Die Entscheidung dieser Frage hängt davon ab, ob der Rechtsmittelwerber durch die von ihm angefochtene Entscheidung des Erstgerichtes im Sinne des § 9 AußStrG beschwert ist, was dann der Fall ist, wenn in seine rechtlich geschützte Rechtssphäre eingegriffen wurde (SZ 49/90; SZ 50/41 u.a.).
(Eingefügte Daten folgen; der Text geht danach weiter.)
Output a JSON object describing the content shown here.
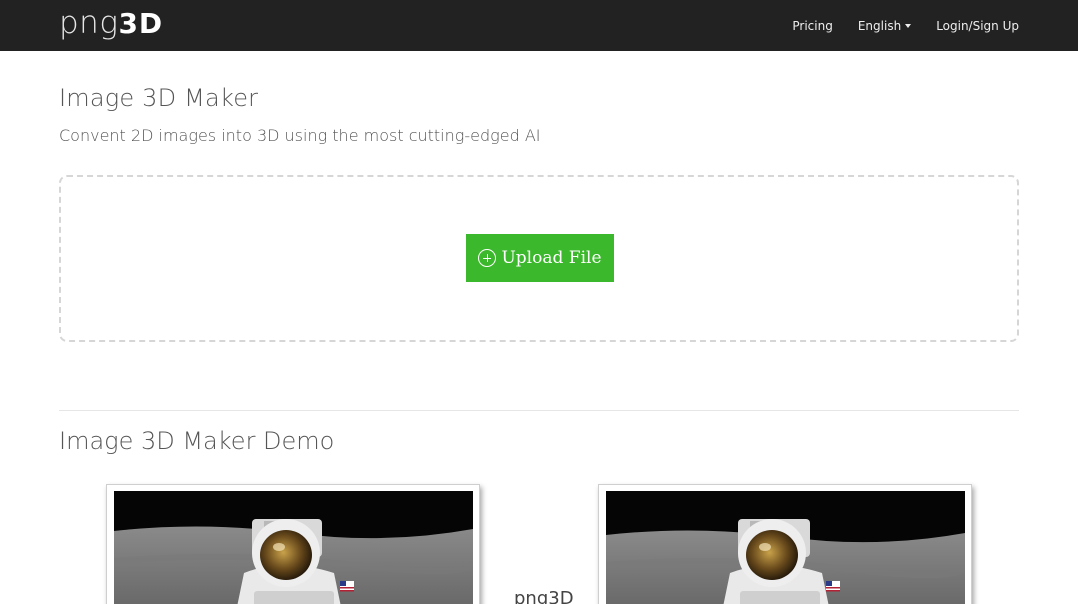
{
  "brand": {
    "light": "png",
    "bold": "3D"
  },
  "nav": {
    "pricing": "Pricing",
    "language": "English",
    "login": "Login/Sign Up"
  },
  "hero": {
    "title": "Image 3D Maker",
    "subtitle": "Convent 2D images into 3D using the most cutting-edged AI"
  },
  "upload": {
    "button_label": "Upload File",
    "icon": "plus-circle-icon",
    "button_color": "#3bb82b"
  },
  "demo": {
    "title": "Image 3D Maker Demo",
    "between_label": "png3D"
  },
  "colors": {
    "navbar": "#222222",
    "accent_green": "#3bb82b"
  }
}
Eine solche Beeinträchtigung ist hier aufgrund folgender Erwägungen zu bejahen:

Gemäß § 26 Abs 1 GmbHG sind die Geschäftsführer verpflichtet, ein Verzeichnis der Gesellschaft zu führen. Nach Abs 3 dieser Bestimmung ist auf Grund des Anteilbuches alljährlich im Monat Jänner eine von den Geschäftsführern unterzeichnete Liste der Gesellschafter mit Angabe der Stammeinlagen eines jeden Gesellschafters und der hierauf geleisteten Einzahlung sowie allfälliger Zurückzahlungen dem Handelsgerichte einzureichen. Für die Richtigkeit der Angaben im Anteilbuch, der Liste und der Erklärung haften gemäß Abs 4 der genannten Bestimmung die Geschäftsführer gegenüber der Gesellschaft nach Maßgabe der Abs 4 bis 6 des § 10 GmbHG. Gemäß § 122 Z 2 GmbHG begeht unter anderem der Geschäftsführer eine gerichtlich strafbare Handlung, wenn er in dem gemäß § 26 zu führenden Anteilbuch oder in der auf Grund des Anteilbuches dem Handelsgericht vorzulegenden Liste vorsätzlich eine zur Täuschung über den Vermögensstand einer Gesellschaft m.b.H. geeignete falsche Anzeige macht. Die Einreichung dieser Listen kann das Registergericht durch Strafen im Sinne des § 14 HGB gegenüber den Geschäftsführern und nicht gegenüber der Gesellschaft erzwingen (vgl. Reich-Rohrwig, Das österreichische GmbHG-Recht, 785; Scholz, GmbHG 6 , Rdn 9 zu § 40). Auf Grund dieser Rechtslage erscheint es richtig, die Vorlage der Gesellschafterliste im Sinne des § 26 Abs 3 GmbHG als eine Pflicht der Geschäftsführer anzusehen. Wenn aber eine die Geschäftsführer persönlich treffende Pflicht hiezu besteht, dann ist ein Geschäftsführer, der eine Gesellschafterliste vorlegt, durch die Entscheidung des Registergerichtes, diese nicht zur Kenntnis zu nehmen, in seiner Rechtssphäre betroffen, zumal sich aus dieser Entscheidung ebenso wie aus einer Zurückweisung einer von ihm vorgelegten Liste die Notwendigkeit einer weiteren Einreichung einer Liste ergibt, um der Vorschrift des § 26 Abs 3 HGB zu entsprechen und die Anwendung von Zwangsmitteln zu vermeiden.

Damit ist aber klargestellt, daß in einem solchen Fall der Geschäftsführer im Sinne des § 9 AußStrG beschwert ist und ihm daher eine Rechtsmittellegitimation zusteht. Ohne daß auf die weiteren Ausführungen des Rechtsmittelwerbers einzugehen war, war der angefochtene Zurückweisungsbeschluß daher aufzuheben und dem Rekursgericht die neuerliche Entscheidung unter Abstandnahme vom gebrauchten Zurückweisungsgrund aufzutragen.